The ruling itself is interesting, but the question of how any administration, Democratic or Republican believed that surveillance of that kind was, or should be legal, is more significant. Edward Snowden's name is well known, as he was the one who drew attention to this violation of the rights and privacy of millions of Americans, but the names of the probably thousands of Americans who knew of this policy and said or did nothing are still unknown. Those are the people, not Snowden, whose decisions and conduct have weakened our country.

It is not, however, altogether fair to blame these mostly middle and lower level officials, employees and contractors when there were much bigger forces contributing to the ubiquitous NSA surveillance. The surveillance program, to a great extent, arose out of the confluence of two major developments: the response to the terrorist threat following September 11, and the evolution of technology in recent years.

September 11 is now more than 12 years in the past, making it difficult for some to remember how shocking and terrible those events were.

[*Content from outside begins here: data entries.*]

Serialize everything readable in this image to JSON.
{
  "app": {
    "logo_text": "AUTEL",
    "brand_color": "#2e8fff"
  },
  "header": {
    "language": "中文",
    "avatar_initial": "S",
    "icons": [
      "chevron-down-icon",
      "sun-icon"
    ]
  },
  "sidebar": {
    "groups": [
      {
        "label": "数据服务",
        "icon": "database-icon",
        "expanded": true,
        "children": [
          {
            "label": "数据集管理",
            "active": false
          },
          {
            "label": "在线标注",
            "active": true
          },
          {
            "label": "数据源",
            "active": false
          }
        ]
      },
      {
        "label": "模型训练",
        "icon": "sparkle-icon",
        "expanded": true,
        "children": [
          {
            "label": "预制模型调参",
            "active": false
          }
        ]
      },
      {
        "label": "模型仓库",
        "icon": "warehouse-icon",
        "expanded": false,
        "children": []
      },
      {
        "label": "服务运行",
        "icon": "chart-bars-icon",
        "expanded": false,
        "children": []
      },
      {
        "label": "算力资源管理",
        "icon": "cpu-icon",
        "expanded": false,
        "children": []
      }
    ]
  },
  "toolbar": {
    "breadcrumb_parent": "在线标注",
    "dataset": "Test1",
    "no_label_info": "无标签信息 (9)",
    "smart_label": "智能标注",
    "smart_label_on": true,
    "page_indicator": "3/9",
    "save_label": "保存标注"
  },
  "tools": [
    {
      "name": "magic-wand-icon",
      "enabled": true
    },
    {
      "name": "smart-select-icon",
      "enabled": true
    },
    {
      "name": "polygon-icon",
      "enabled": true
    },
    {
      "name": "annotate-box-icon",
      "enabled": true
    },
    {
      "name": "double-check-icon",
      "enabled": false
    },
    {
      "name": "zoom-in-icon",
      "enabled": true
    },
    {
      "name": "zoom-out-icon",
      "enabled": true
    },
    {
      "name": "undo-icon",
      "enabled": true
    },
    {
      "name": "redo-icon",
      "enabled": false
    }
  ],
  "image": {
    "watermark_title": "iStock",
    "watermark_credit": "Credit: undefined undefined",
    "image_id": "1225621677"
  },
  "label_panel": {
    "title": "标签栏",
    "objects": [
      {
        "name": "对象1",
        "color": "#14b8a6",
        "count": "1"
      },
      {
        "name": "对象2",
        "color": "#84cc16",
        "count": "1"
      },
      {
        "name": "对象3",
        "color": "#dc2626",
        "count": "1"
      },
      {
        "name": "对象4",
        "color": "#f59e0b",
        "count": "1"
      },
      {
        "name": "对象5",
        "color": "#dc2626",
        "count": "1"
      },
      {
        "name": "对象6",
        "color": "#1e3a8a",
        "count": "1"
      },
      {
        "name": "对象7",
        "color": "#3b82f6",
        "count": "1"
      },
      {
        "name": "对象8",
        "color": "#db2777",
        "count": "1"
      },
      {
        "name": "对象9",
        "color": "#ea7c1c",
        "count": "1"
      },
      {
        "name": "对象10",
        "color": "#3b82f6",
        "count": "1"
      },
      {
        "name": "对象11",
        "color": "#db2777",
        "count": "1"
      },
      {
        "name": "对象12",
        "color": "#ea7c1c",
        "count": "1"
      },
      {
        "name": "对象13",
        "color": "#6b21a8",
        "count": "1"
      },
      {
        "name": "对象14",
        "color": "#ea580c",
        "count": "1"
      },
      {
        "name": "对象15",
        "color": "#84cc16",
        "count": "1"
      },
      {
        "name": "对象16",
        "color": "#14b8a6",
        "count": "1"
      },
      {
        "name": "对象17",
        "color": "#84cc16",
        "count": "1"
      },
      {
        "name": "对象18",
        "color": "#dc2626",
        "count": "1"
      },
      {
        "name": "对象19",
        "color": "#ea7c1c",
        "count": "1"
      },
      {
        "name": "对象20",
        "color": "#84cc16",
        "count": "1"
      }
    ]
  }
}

It is nonetheless notable that the Bush administration did not take a lot of time to begin putting in place the structures which have now become the surveillance apparatus. President Obama, for his part, has continued or increased the intensity of these policies. The horror of September 11 should not be forgotten, and cannot be forgotten by those of us who saw the planes hit the buildings and heard the buildings fall even if we were lucky enough to walk away from Lower Manhattan that day.

Nonetheless, our constitutional rights are worthless if they do not protect us during times of crisis and threat. The threat of terrorism is real, but so is the constitution and our rights as citizens. Using the threat of terrorism to implement such broad brush constitutional violations is cynical, lazy and undemocratic.

The political climate following September 11, when concern about terrorism briefly for some, and not so briefly for others, trumped democratic rights and even common sense, was not on its own enough to usher in a surveillance program on the scale of what the NSA has done. The new technologies over the last decade or so have also made this possible. Twenty years ago monitoring the phone habits of every American would have been an extremely burdensome task. Forty years ago, it would have been insurmountably difficult. Today, the technology exists to make this much easier. This means both that citizens and their representatives should be even more vigilant about protecting our rights and defending the constitution. Unfortunately, that has not been the case in recent years.

The technology not only makes widespread surveillance easier, but it makes it very tempting for the U.S. government. Just as ordinary citizens can through, for example, Facebook or Google, learn about the activities of old or former friends, without them knowing about it, the government can do the same, but on a much larger scale. Those of us who would have expected that the U.S. government not conduct itself like a bored teenager or an employee wasting time at work, now need to adjust our expectations.

Judge Leon's decision may be obvious, but it is the right one. The question of Snowden's innocence or guilt and efforts to make this a story about his alleged crimes rather than the massive constitutional violations by the government, seem to have gained little traction. The question of whether the government will, or even can, stop the surveillance is considerably more important.

Although security concerns, and technological breakthroughs help explain the surveillance program, these explanations only go so far. The surveillance also had a life of its own. Once the technology existed, it probably seemed natural for the government to start gathering information on some people's calls. Quickly it became clear that could be expanded to include more people, and that more kinds of data could be gathered. The program ultimately emerged not because it was essential for security, although those rationales are always easy to create, but because the U.S. couldn't help itself. Once the technology existed, it was easier to justify continued expansion of the programs than to stop them when a real, but ambiguous line was crossed. The failure of that to occur is a failure for which the whole government is responsible.